António Esteves

A vila de Pardilhó, situada junto à Ria de Aveiro, possui uma longa tradição na construção naval. Foi aqui que se construíram muitos dos barcos moliceiros que cruzavam a ria na apanha do moliço — uma alga aquática usada como fertilizante nos campos agrícolas da região. No início da década de 1950, esta pequena freguesia do concelho de Estarreja contava com sete estaleiros de carpintaria naval em plena atividade. Foi num desses estaleiros que António Esteves começou a trabalhar, com apenas 10 anos de idade.

Como aprendiz do Mestre Henrique Lavoura — uma figura de referência na história da construção de embarcações tradicionais da Ria de Aveiro —, António aprendeu, desde cedo, a manejar o machado e a enxó, trabalhando com madeiras de pinheiro bravo e manso criteriosamente escolhidas pelo seu mestre. Revelando uma notável aptidão para a carpintaria naval desde muito jovem, António já executava “os trabalhos mais difíceis” aos 16 anos. “O mestre mandava-me ‘pontear’ o barco, que é remendar os bordos, à proa e à ré,” recorda. Até aos 32 anos, participou na construção de numerosos moliceiros, mercantéis e bateiras, até que foi convidado por um primo para trabalhar nos Estados Unidos.

Mais de duas décadas depois de ter iniciado a sua vida profissional no estaleiro do Mestre Lavoura, António deixou Pardilhó em busca do sonho americano. Do outro lado do Atlântico, em New Jersey, continuou a construir embarcações — desta vez, em fibra de vidro. “Passei lá 20 anos a fazer modelos de iates em fibra de vidro,” conta, acrescentando que chegou a ser encarregado numa empresa que produzia até dezassete iates por dia. Apesar do sucesso profissional e da estabilidade económica, António nunca deixou de sonhar com o regresso a Portugal para se dedicar àquilo que mais o apaixona: a construção de moliceiros. Em 1993, vinte anos após ter deixado Pardilhó, regressou à terra natal para fundar o seu próprio estaleiro naval.
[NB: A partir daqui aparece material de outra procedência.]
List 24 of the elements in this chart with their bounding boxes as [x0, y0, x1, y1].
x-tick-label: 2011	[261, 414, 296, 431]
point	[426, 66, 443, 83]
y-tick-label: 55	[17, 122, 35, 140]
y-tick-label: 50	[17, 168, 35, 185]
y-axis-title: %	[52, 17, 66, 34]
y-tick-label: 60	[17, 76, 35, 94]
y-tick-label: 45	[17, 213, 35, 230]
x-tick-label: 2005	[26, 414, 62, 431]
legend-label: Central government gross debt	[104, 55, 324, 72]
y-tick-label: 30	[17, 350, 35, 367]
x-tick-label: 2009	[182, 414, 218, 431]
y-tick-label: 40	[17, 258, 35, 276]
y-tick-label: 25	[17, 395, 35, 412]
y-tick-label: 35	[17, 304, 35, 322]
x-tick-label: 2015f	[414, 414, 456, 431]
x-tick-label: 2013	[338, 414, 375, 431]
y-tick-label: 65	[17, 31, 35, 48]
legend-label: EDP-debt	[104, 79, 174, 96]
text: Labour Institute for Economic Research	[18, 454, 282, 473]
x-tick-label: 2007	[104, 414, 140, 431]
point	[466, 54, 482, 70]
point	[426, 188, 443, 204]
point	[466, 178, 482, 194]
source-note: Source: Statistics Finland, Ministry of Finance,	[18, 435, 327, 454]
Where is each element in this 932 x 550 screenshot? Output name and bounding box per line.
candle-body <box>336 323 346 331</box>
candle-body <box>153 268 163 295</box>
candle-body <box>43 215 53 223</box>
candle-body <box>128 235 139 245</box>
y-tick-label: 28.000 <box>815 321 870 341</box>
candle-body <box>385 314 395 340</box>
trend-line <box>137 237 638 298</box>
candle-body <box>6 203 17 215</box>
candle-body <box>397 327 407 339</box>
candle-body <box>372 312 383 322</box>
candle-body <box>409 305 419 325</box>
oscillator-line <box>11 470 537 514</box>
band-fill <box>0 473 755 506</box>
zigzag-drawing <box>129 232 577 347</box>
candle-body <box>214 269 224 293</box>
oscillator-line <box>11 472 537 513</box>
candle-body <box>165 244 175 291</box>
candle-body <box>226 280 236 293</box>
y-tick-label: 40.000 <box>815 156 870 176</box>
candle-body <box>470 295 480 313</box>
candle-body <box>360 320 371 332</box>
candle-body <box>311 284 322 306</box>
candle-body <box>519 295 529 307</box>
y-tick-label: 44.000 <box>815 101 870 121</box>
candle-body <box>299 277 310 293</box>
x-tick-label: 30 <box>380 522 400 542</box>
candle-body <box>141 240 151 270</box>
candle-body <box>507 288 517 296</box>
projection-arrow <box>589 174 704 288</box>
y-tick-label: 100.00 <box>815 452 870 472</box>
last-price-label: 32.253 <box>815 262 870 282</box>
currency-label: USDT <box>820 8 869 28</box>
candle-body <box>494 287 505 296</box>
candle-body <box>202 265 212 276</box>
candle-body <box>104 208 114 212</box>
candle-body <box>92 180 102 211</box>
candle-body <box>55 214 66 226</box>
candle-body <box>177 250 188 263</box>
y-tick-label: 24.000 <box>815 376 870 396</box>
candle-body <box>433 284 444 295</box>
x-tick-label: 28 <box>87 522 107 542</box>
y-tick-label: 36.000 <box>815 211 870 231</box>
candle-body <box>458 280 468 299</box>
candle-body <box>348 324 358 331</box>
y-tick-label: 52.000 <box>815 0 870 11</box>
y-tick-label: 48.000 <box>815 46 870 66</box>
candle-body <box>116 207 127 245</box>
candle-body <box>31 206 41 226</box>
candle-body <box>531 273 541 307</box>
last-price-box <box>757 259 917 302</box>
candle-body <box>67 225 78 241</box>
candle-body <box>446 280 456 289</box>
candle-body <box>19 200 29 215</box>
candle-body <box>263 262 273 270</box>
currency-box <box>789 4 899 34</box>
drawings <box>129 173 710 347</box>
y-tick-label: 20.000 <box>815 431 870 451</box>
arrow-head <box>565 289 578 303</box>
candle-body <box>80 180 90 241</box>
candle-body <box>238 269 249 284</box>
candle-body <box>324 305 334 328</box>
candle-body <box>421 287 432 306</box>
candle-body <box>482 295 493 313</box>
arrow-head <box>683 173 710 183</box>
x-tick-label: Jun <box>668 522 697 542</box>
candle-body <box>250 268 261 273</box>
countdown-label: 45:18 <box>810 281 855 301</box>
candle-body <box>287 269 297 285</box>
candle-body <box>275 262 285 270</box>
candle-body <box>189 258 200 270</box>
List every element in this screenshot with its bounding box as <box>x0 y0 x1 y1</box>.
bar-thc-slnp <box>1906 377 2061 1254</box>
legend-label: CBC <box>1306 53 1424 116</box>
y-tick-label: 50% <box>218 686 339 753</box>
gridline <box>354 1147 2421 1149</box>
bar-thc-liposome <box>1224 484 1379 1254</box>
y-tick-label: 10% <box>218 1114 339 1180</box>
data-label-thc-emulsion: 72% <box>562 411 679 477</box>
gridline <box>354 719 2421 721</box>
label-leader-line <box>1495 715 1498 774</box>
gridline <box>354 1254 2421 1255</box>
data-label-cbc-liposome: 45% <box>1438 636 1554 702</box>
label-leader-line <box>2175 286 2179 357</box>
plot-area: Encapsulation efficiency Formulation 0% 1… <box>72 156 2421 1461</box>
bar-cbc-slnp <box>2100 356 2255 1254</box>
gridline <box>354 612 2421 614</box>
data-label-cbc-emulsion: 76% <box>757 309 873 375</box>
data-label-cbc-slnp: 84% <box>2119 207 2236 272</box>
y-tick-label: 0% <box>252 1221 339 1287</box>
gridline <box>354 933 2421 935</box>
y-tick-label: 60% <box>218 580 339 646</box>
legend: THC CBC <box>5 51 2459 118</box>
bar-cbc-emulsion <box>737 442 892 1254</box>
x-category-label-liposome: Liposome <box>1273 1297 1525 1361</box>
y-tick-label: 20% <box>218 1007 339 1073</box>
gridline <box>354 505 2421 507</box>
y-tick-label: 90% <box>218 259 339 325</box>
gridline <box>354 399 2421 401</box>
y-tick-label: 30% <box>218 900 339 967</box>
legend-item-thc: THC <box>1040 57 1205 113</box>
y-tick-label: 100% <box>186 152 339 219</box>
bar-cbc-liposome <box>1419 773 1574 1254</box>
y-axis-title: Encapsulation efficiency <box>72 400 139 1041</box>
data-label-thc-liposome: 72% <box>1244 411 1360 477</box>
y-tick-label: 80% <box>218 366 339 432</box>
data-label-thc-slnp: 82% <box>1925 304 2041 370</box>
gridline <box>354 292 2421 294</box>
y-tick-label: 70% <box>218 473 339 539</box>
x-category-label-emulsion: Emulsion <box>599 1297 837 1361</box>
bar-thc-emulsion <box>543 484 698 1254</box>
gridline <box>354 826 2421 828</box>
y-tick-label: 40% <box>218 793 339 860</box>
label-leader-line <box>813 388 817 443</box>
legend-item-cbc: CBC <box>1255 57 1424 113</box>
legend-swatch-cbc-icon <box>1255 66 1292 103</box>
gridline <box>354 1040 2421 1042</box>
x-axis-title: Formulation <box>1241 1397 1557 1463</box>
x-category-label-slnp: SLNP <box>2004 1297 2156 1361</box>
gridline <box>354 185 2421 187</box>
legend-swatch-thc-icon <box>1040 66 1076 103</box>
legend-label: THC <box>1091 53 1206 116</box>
Tendo partido como carpinteiro naval, António Esteves regressou a Portugal como especialista em fibra de vidro — uma competência que lhe abriu novas oportunidades de negócio. Durante quatro anos, lutou para obter autorização da capitania para construir lanchas em fibra de vidro. Porém, o rumo mudou quando o seu antigo mestre, Henrique Lavoura, já debilitado de saúde, lhe pediu que construísse um moliceiro em seu lugar. Mesmo após ter finalmente conseguido a tão desejada autorização, António optou por seguir a sua verdadeira paixão. “Depois desse moliceiro, recebi a encomenda de outro, que acabou por vencer a Grande Regata dos Moliceiros da Ria de Aveiro,” recorda. A partir daí, as encomendas não pararam: desde o seu regresso a Pardilhó, António Esteves já construiu mais de vinte moliceiros. Apesar de os moliceiros já não cumprirem a função original — a apanha do moliço —, ganharam uma nova vida graças à atividade turística nos canais da cidade de Aveiro. O último construído no estaleiro do Mestre António Esteves foi O Presidente, lançado à água no tradicional bota-abaixo  realizado no Cais do Bico, na Murtosa. Ainda assim, as encomendas de embarcações tradicionais em madeira são insuficientes para satisfazer a vontade de trabalhar deste mestre construtor.

Prestes a completar 81 anos, começa os dias às sete da manhã e não abandona o estaleiro antes das cinco da tarde. Na ausência de moliceiros para construir, dedica-se à construção e reparação de bateiras — em madeira e em fibra de vidro — as duas matérias-primas que moldaram uma carreira de sete décadas dedicada à construção naval.